If a certain treatment has a high risk of causing neutropenia, your doctor may prescribe a medicine called a growth factor to lower your risk. Growth factors may also be given to raise your white blood cell counts if they have already dropped. These may include
- filgrastim (Neupogen) or a biosimilar, a medicine designed to be very similar to a biological medicine and work the same way in the body, given once or twice a day by vein or as an injection under the skin for about 1-2 weeks 24 hours after every chemotherapy cycle
- pegfilgrastim (Neulasta), or a biosimilar, given by as an injection under the skin 24 hours after every chemotherapy cycle
If these medicines are not enough to get your white blood cell counts back up, your doctor may lower the dose of your medicine, delay your treatment by an extra week or in some cases temporarily stop treatment. You might also be able to switch to a different medicine.
It’s possible the medicine could work as well against the breast cancer at a lower dose or on a less frequent schedule. Talk with your providers about how they will monitor the impact of any changes to your treatment. You and your providers will decide together whether continuing with a certain treatment is right for you.

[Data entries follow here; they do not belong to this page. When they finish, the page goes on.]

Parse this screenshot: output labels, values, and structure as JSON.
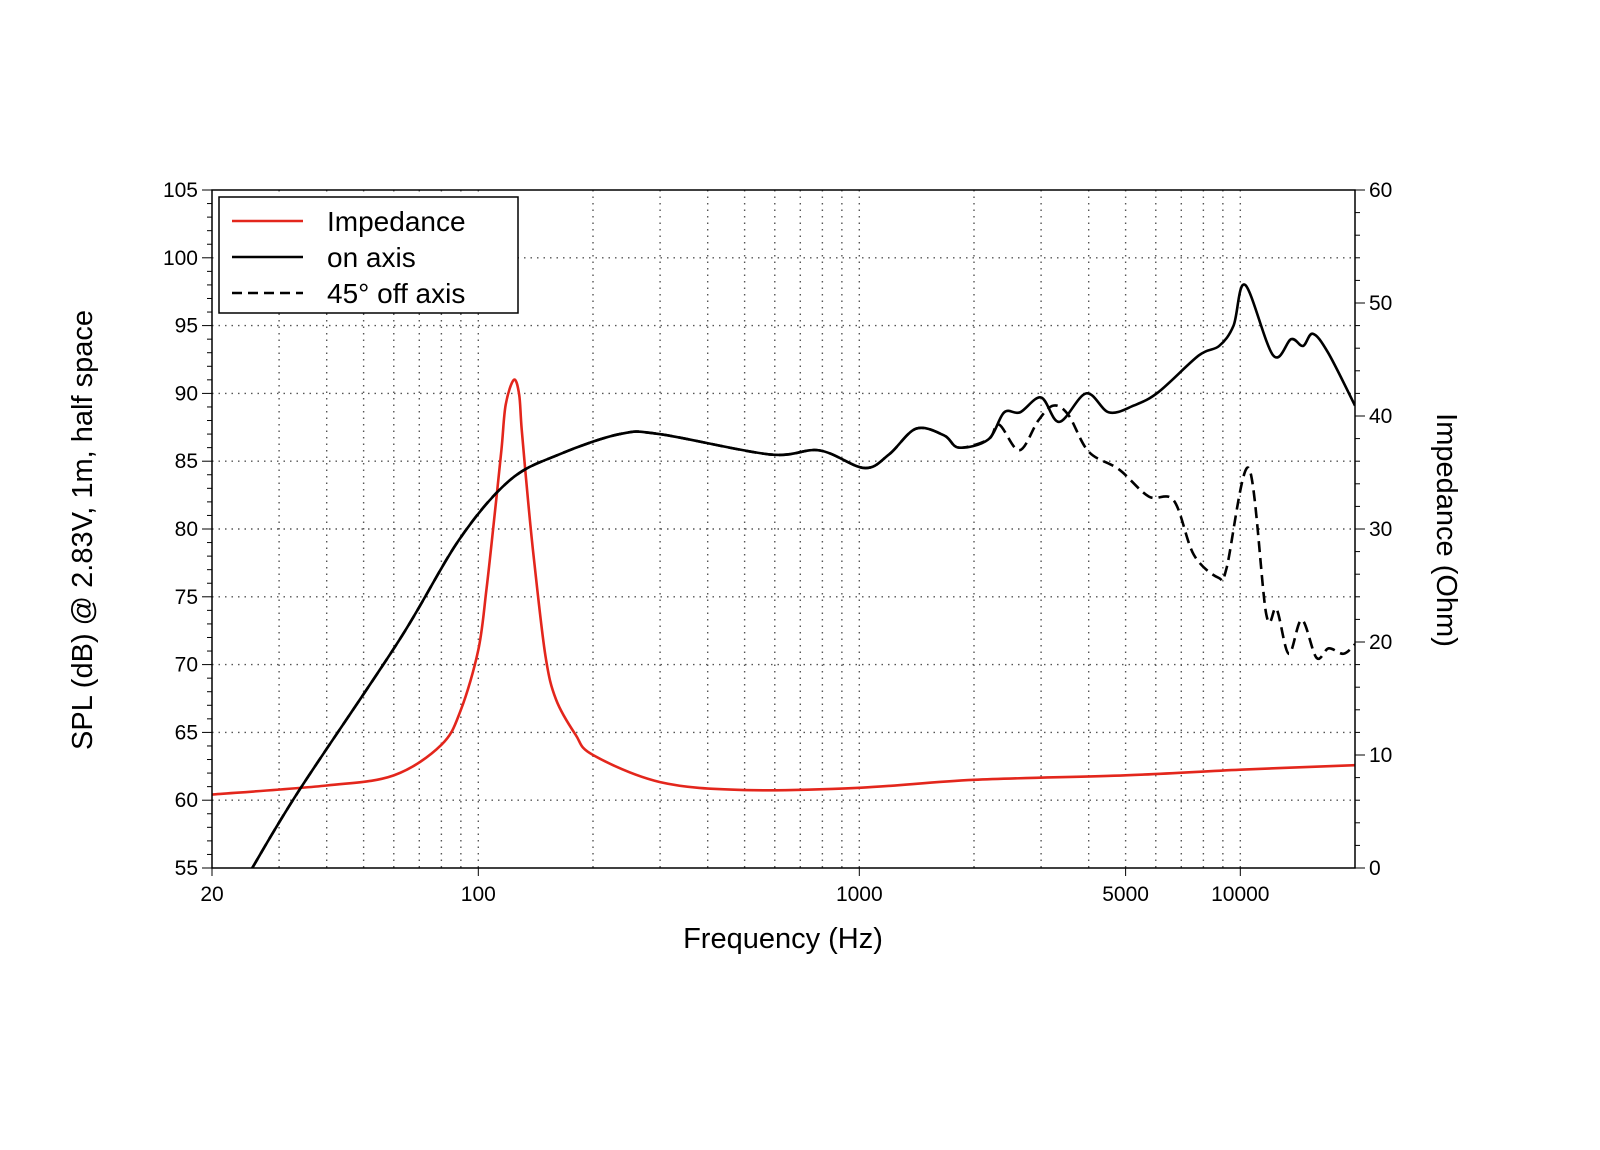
{
  "chart_data": {
    "type": "line",
    "xlabel": "Frequency (Hz)",
    "ylabel": "SPL (dB) @ 2.83V, 1m, half space",
    "y2label": "Impedance (Ohm)",
    "xscale": "log",
    "xlim": [
      20,
      20000
    ],
    "ylim": [
      55,
      105
    ],
    "y2lim": [
      0,
      60
    ],
    "grid": true,
    "legend_position": "top-left",
    "x_tick_labels": [
      "20",
      "100",
      "1000",
      "5000",
      "10000"
    ],
    "x_ticks": [
      20,
      100,
      1000,
      5000,
      10000
    ],
    "y_ticks": [
      55,
      60,
      65,
      70,
      75,
      80,
      85,
      90,
      95,
      100,
      105
    ],
    "y2_ticks": [
      0,
      10,
      20,
      30,
      40,
      50,
      60
    ],
    "series": [
      {
        "name": "Impedance",
        "axis": "right",
        "color": "#e3261c",
        "style": "solid",
        "x": [
          20,
          40,
          60,
          80,
          90,
          100,
          105,
          110,
          115,
          118,
          124,
          128,
          130,
          135,
          140,
          150,
          160,
          180,
          200,
          300,
          500,
          1000,
          2000,
          5000,
          10000,
          20000
        ],
        "y": [
          6.5,
          7.3,
          8.2,
          10.9,
          14,
          19.3,
          24.6,
          30.8,
          37,
          41,
          43.2,
          41.9,
          38.8,
          32.6,
          27.3,
          18.8,
          14.9,
          11.8,
          10,
          7.6,
          6.9,
          7.1,
          7.8,
          8.2,
          8.7,
          9.1
        ]
      },
      {
        "name": "on axis",
        "axis": "left",
        "color": "#000000",
        "style": "solid",
        "x": [
          25.5,
          34,
          62,
          89,
          121,
          163,
          235,
          299,
          581,
          785,
          1030,
          1197,
          1410,
          1670,
          1826,
          2180,
          2400,
          2640,
          3000,
          3350,
          3940,
          4520,
          5250,
          6100,
          7780,
          8800,
          9600,
          10300,
          12200,
          13600,
          14600,
          15500,
          17000,
          20000
        ],
        "y": [
          55,
          60.8,
          71.8,
          79.2,
          83.6,
          85.5,
          87,
          87,
          85.5,
          85.8,
          84.5,
          85.5,
          87.4,
          86.9,
          86,
          86.6,
          88.6,
          88.6,
          89.7,
          87.9,
          90,
          88.6,
          89.1,
          90.1,
          92.8,
          93.5,
          95,
          98,
          92.8,
          94,
          93.5,
          94.4,
          93,
          89.1
        ]
      },
      {
        "name": "45° off axis",
        "axis": "left",
        "color": "#000000",
        "style": "dashed",
        "x": [
          25.5,
          34,
          62,
          89,
          121,
          163,
          235,
          299,
          581,
          785,
          1030,
          1197,
          1410,
          1670,
          1826,
          2180,
          2327,
          2630,
          2950,
          3230,
          3540,
          4000,
          4800,
          5750,
          6690,
          7550,
          8770,
          9200,
          10520,
          11700,
          12450,
          13400,
          14500,
          15850,
          17060,
          18660,
          20000
        ],
        "y": [
          55,
          60.8,
          71.8,
          79.2,
          83.6,
          85.5,
          87,
          87,
          85.5,
          85.8,
          84.5,
          85.5,
          87.4,
          86.9,
          86,
          86.6,
          87.7,
          85.8,
          88,
          89.1,
          88.4,
          85.7,
          84.4,
          82.4,
          82.1,
          78.1,
          76.4,
          77.1,
          84.5,
          73.7,
          74.1,
          70.8,
          73.3,
          70.5,
          71.2,
          70.8,
          71.5
        ]
      }
    ]
  }
}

Sometimes people don’t want to report side effects because they are worried that if the dose or timing of the medicine changes, the treatment will not be as effective. But most treatments have recommendations built-in to lower the dose or change the timing of the medicine if symptoms are of concern. Studies show that even if the dose is lowered or changed, the treatment will still work as well against the cancer. If the dose or change would not be effective, your healthcare providers would then change you to a different treatment.
Although one goal of your treatment is to keep the cancer under control for as long as possible, a second, equally important goal is to allow you to live a good life. Remember, your needs are an important part of your treatment plan. Open communication with your providers is very important. You and your providers will decide together whether continuing with a certain treatment is right for you.